- 96
Alexandre Cabanel
Description
- Alexandre Cabanel
- Giacomina
- signed Alex. Cabanel and dated Florence 1871 (lower left)
- oil on canvas
- 63 by 30 in.
- 160 by 76 cm.
Exhibited
Catalogue Note
By 1870 Cabanel was one of the most successful artists and atelier-masters in France, leading one French critic to exclaim, ``M. Cabanel is not an artist; he is a saint. He doesn’t make art; he makes perfection. He does not deserve criticism; he deserves paradise'' (H. Barbara Weinberg, The Lure of Paris, p. 131). Emile Zola saw Cabanel as the “genius of the classical,” and among his students were Jules Bastien-Lepage, Léon Comerre, and Aimé Nicolas Morot. (see lot 209 )
Cabanel’s importance as a painter and teacher was profound. He served on seventeen Salon juries between 1868 and 1888, and assisted many artists in winning the coveted Prix de Rome. His students numbered in the hundreds and their works appeared in large volume at the Paris Salons.
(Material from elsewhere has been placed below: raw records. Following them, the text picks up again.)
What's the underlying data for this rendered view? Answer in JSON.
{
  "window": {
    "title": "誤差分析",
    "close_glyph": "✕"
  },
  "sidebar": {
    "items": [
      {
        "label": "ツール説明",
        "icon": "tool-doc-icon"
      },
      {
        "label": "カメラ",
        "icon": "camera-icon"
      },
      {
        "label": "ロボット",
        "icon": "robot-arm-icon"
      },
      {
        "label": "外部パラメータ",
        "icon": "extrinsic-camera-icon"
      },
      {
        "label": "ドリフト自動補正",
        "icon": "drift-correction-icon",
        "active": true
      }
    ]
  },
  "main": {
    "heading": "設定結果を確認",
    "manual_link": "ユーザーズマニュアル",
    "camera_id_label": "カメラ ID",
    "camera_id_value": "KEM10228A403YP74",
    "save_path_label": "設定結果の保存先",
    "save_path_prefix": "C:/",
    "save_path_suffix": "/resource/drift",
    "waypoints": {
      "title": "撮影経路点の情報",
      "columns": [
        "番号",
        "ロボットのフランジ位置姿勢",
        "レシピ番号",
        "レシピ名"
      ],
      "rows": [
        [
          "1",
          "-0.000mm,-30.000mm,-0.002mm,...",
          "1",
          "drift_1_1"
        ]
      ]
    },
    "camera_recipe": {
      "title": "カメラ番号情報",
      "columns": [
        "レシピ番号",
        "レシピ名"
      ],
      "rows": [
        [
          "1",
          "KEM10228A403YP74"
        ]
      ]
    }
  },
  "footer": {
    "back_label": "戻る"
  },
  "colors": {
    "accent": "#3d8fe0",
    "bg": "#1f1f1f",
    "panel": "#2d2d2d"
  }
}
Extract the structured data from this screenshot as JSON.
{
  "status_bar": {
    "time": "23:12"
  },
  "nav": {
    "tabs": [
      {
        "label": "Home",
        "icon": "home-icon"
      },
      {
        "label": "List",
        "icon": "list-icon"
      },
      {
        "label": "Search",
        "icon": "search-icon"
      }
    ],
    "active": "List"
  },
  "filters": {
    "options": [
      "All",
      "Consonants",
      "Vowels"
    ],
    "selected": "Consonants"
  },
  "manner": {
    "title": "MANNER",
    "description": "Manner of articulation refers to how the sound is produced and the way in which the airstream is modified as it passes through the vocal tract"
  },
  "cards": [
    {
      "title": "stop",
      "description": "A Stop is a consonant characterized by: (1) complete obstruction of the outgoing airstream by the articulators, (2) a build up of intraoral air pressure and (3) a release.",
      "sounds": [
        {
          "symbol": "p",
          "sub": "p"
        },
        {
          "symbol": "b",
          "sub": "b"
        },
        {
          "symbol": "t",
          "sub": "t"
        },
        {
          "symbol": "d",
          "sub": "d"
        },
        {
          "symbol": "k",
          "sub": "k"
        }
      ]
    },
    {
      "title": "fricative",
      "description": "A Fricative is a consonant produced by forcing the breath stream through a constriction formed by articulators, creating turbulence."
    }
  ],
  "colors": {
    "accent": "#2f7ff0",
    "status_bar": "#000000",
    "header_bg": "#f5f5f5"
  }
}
Writer C.H. Stranahan noted in his 1888 A History of French Painting, that ``no fewer than 112 exhibitors in the Salon of 1886 signed themselves `Pupil of Cabanel' and "seven out of ten is often the proportion of his pupils accepted to enter into loge for the Prix de Rome'' (as quoted in ibid, p. 132).
Giacomina was painted in 1871 in Florence and exhibited at the Paris Salon of 1872. Cabanel’s interest in Italy dates to his Prix de Rome which allowed him to stay at the Villa Medici from 1846-1851. His interest in the Old Masters dates to this time, and this work is a testament to his fascination with Medieval and Renaissance art and classical literature.